Previously, in "When a NY Police Officer Causes Your Auto Accident" and "What is the "Emergency Doctrine" in a New York Car Accident Case?" we explained the rule that as long a police officer is in the process of responding to a call - even a non-emergent one - the police officer is deemed as a matter of law to be involved in the "emergency operation" of a vehicle, which will allow his actions (or inaction) to be viewed and evaluated under the vastly more permissive "reckless disregard for the safety of others" standard set forth in VTL §1104(e) rather than ordinary negligence.
That's no longer the rule of law in New York.
Instead, the Court of Appeals has now held that "the reckless disregard standard of care in Vehicle and Traffic Law § 1104 (e) only applies when a driver of an authorized emergency vehicle involved in an emergency operation engages in the specific conduct exempted from the rules of the road by Vehicle and Traffic Law § 1104 (b). Any other injury-causing conduct of such a driver is governed by the principles of ordinary negligence."
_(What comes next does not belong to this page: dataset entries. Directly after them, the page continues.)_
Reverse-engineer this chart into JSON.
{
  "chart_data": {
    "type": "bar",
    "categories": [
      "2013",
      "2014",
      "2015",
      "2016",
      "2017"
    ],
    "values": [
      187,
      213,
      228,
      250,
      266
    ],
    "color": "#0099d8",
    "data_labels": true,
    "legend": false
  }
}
Thus, in order to avail himself of the "reckless disregard" standard, the emergency driver must be engaged in one of the following activities:
1. Stopping, standing or parking illegally;
2. Proceeding past a steady red signal, a flashing red signal or a stop sign, but only after slowing down as may be necessary for safe operation;
3. Exceeding the maximum speed limits so long as he does not endanger life or property; or,
4. Disregarding the regulations "governing the directions of movement or turning in specified directions."
Although this rule seems to have some merit, I think that the dissent may have the better of the argument:
"The majority now ... preclud[es] emergency responders from obtaining the benefit of the reckless disregard standard unless-ironically-they violated one of the traffic rules listed in section 1104 (b). Police officers, firefighters or ambulance drivers who manage to obey traffic signals or travel within the speed limit are out of luck if they are involved in an accident. Their conduct will be assessed under the ordinary negligence standard, making it much easier for these "law abiding" emergency responders to be held liable for damages. Does this make sense?"
Given the strength of the dissent - and the powerful voice of emergency responders - I would be very surprised if a legislative amendment isn't proposed - if not passed - very soon.